Evlilik çok önemli,çok mübarek ve çok dikkat edilmesi gereken bir olaydır.
Evlilik olayındaki dikkat edilmesi gereken fiili ve manevi hususları şu örneğe benzetebiliriz.(kendi şahsi fikirlerim ve hislerim)
ben tekstilciyim ve her ay bir yetkili kardeşim gelir muhtelif bir çok desen ve kumaşları serer önüme.
ve bende öncelikle deseninden,fiyatından,renginden ve şaşalı görünümünden çok kumaşın mazisini öğrenirim.

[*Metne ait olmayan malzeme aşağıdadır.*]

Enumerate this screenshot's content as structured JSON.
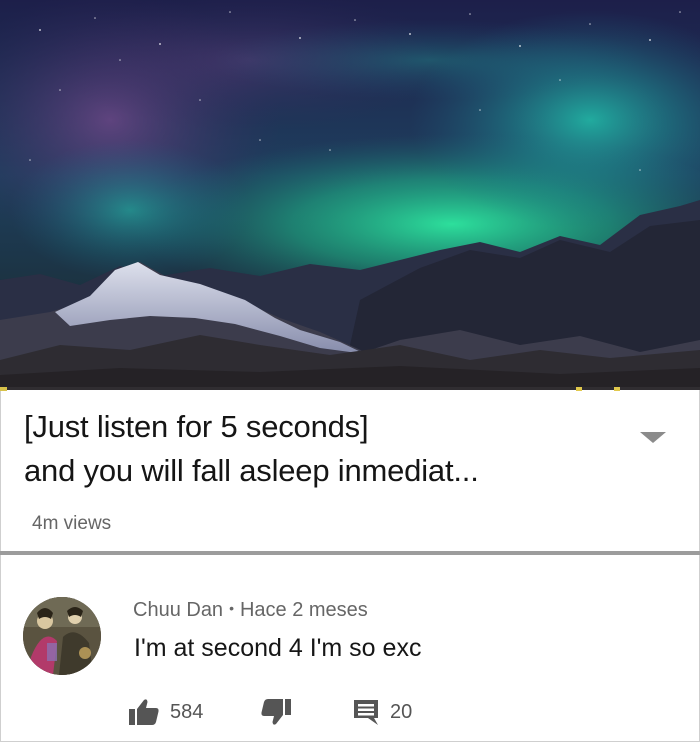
{
  "video": {
    "title_line1": "[Just listen for 5 seconds]",
    "title_line2": "and you will fall asleep inmediat...",
    "views": "4m views",
    "progress": 0.01,
    "progress_color": "#d8c24a",
    "thumbnail_icon": "aurora-mountain-thumbnail",
    "expand_icon": "caret-down-icon"
  },
  "comment": {
    "author": "Chuu Dan",
    "separator": "•",
    "time": "Hace 2 meses",
    "text": "I'm at second 4 I'm so exc",
    "likes": "584",
    "replies": "20",
    "like_icon": "thumbs-up-icon",
    "dislike_icon": "thumbs-down-icon",
    "reply_icon": "comment-icon"
  }
}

yani hangi iplikler kullanılmış,boya kalitesi nasıldır,kaç teldir gibi sorular sorarım ve dokunarakta hissederim kumaşın kalitesini.
yoksa görünümü şaşalı maşalı olmuş,rengi cıvıl cıvıl,pullu mullu olmuş ama bir kaç yıkamadan sonra müthiş bir renk vermiş solmuşsa ve bir kaç kez giyildikten sonra kumaş zayıflayıp yırtıklar falan meydana gelmişse ne ehemmiyeti varki?(değil kar belki zarar ederim o kumaşın ticaretinden)

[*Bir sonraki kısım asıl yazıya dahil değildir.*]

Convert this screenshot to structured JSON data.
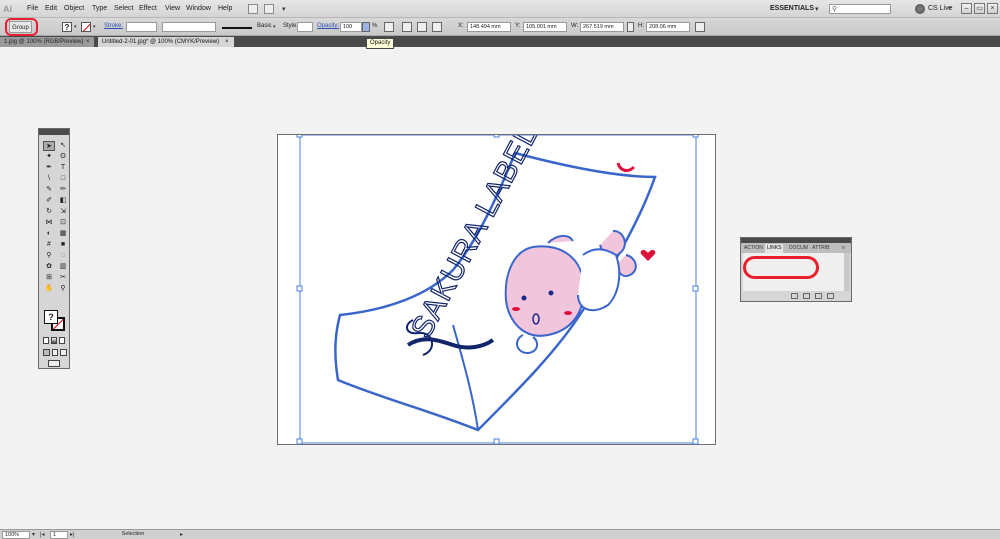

fakat fazla görüntüsü şaşalı görünmesede ama ipliği kaliteli,boyası kaliteli ise,bir kaç yıkama değilde yıllarca giyinse bile kolay kolay yırtılmayan ve boya vermeyen bir kumaş her zaman tercihimdir...(genellikle her esnaf için bu husus en önemli noktadır)
işte bu örnek gibi Evliliktede fiziki görünümünden ziyade,zengin olup olmamasından ziyade,güzelliğinden,yakışıklılığından ziyade,yok mutfak kültürüymüş,yok ev kültürüymüş(yıllarca dersanede ve okullarda zamını geçti) önemli değil...KÜLTÜRLERİN ŞAHI AHLAK KÜLTÜRÜDÜR.
diğer şeyler öğrenilir.
yani eş seçerken dış görünümü alemimizde ciddi bir yer edinmesin. en önemli olan şeyler mazisi,soyu,ileriye dönük hayalleri,ailesi,fikirleri,günlük proğramları,ibadetleri,ahlak kültürü
mesela tesettür olayıda bir elma misalidir.
örneğin bir elmayı soysan ve bir kaç dakika bir yerde kalsa, göreceğizki o elma sararmış,büzülmüş ve yenmeye insanın iştahı olmaz...
fakat o elmayı hiç soymasak ve birkaç dakika değilde bir hafta ve belki daha fazla kalsa yinede tar-u taze kalır.
neden? çünkü o kabuğu,kapalılığı fitridir(yaratılış itibariyledir) ve taze kalmak için o kapalılığa muhtaçtır.
tıpkı bu misal gibide kadın içinde tesettür fıtridir.
((ilâ âhir) ("Ey Peygamber! Hanımlarına, kızlarına ve mü'minlerin hanımlarına söyle, evlerinden çıktıklarında dış örtülerini üzerlerine alsınlar." Ahzâb Sûresi: 33:59.)
âyeti, tesettürü emrediyor.
Medeniyet-i sefihe ise, Kur'ân'ın bu hükmüne karşı muhalif gidiyor. Tesettürü fıtrî görmüyor, bir esarettir diyor.
Elcevap: Kur'ân-ı Hakîmin bu hükmü tam fıtrî olduğuna ve muhalifi gayr-ı fıtrî olduğuna delâlet eden çok hikmetlerinden yalnız dört hikmetini beyan ederiz.
BİRİNCİ HİKMET
Tesettür, kadınlar için fıtrîdir ve fıtratları iktiza ediyor. Çünkü kadınlar hilkaten zayıf ve nazik olduklarından, kendilerini ve hayatından ziyade sevdiği yavrularını himaye edecek bir erkeğin himaye ve yardımına muhtaç bulunduğundan, kendini sevdirmek ve nefret ettirmemek ve istiskale mâruz kalmamak için fıtrî bir meyli var...Tesettür Risalesinden)
ELHASIL:Ne mutlu o kocaya ki, kadınının diyanetine bakıp taklit eder; refikasını hayat-ı ebediyede kaybetmemek için mütedeyyin olur.
Bahtiyardır o kadın ki, kocasının diyanetine bakıp "Ebedî arkadaşımı kaybetmeyeyim" diye takvâya girer.
Veyl o erkeğe ki, saliha kadınını ebedî kaybettirecek olan sefahete girer.
Ne bedbahttır o kadın ki, müttakî kocasını taklit etmez, o mübarek ebedî arkadaşını kaybeder.